L’intero villaggio sarà circoscritto da mura in pietra ed equipaggiato con un sofisticato sistema d’allarme a raggi infrarossi.
Per la massima sicurezza Ecofeudo si avvale di tecnologie avanzate.
Ogni abitazione sarà dotata, grazie alla struttura geologica del terreno, di bunker antiatomico fornito di particolari filtri depuratori progettati per difendersi da contaminazioni chimiche, biologiche e batteriologiche…“


28 commenti a “Tutto molto verde”

  1. Antonio dice:

    25% (venticinque!).
    Sic.

  2. marco dice:

    Il “global warning”. A posto così.

  3. Marco dice:

    Sul sito(andando in Tecnologia e poi in Sicurezza) c’è scritto “Global Warming” è su Il Post che è stato scritto sbagliato.

  4. peppe dice:

    Vedo con piacere che il giornalismo italiano si e’ risvegliato di colpo dopo 30 anni di sonno.
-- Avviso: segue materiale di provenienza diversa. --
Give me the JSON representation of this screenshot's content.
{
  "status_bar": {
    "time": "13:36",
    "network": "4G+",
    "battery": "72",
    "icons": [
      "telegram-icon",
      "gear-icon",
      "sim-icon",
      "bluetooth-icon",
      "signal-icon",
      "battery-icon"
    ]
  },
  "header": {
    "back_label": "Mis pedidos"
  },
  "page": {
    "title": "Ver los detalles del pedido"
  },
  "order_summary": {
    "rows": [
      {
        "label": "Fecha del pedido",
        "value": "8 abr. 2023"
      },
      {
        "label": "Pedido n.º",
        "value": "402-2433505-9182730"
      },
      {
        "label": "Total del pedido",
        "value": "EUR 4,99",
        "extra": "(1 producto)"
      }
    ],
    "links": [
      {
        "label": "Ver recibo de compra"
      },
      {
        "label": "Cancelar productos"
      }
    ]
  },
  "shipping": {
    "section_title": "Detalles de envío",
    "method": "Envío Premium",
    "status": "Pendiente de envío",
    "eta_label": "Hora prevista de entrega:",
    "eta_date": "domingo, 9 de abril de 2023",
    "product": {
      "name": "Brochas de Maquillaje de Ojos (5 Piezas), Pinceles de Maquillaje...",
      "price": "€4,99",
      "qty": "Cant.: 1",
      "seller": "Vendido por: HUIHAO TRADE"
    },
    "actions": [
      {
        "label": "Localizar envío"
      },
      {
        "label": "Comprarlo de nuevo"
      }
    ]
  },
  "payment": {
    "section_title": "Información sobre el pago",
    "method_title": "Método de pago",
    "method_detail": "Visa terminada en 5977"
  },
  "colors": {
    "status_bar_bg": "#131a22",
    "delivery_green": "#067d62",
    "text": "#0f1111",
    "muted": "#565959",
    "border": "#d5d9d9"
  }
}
Son soddisfazioni.

  5. Aghezz dice:

    Ma pure al webdesign v’attaccate. Come siete tristi (mante stai diventando l’umarell del web…). Ci sono milioni di ragioni piú serie per denigrare grillo, un piccolo sforzo dai…

  6. ArgiaSbolenfi dice:

    Mi sembra una Milano 2 versione decrescita felice.

  7. Adriano dice:

    Global warming: la profonda tristezza di vedere termini inglesi, per indicare concetti perfettamente traducibili in italiano (“riscaldamento globale” no, eh? Troppo facile), solo perché l’inglese fa più figo e ti dà l’illusione di essere esperto in ciò che scrivi. Un gradi di pateticità che sfiora il livello-Marchionne…
    Il sito, poi, è proprio brutto da vedere, al di là dei contenuti, con quel testo sparpagliato un po’ alla pene di segugio.

  8. mORA dice:

    Sopratutto è bello vedere che il Nostro, oltre all’enclave svizzera, va a fare o comunque sogna di fare il palazzinaro.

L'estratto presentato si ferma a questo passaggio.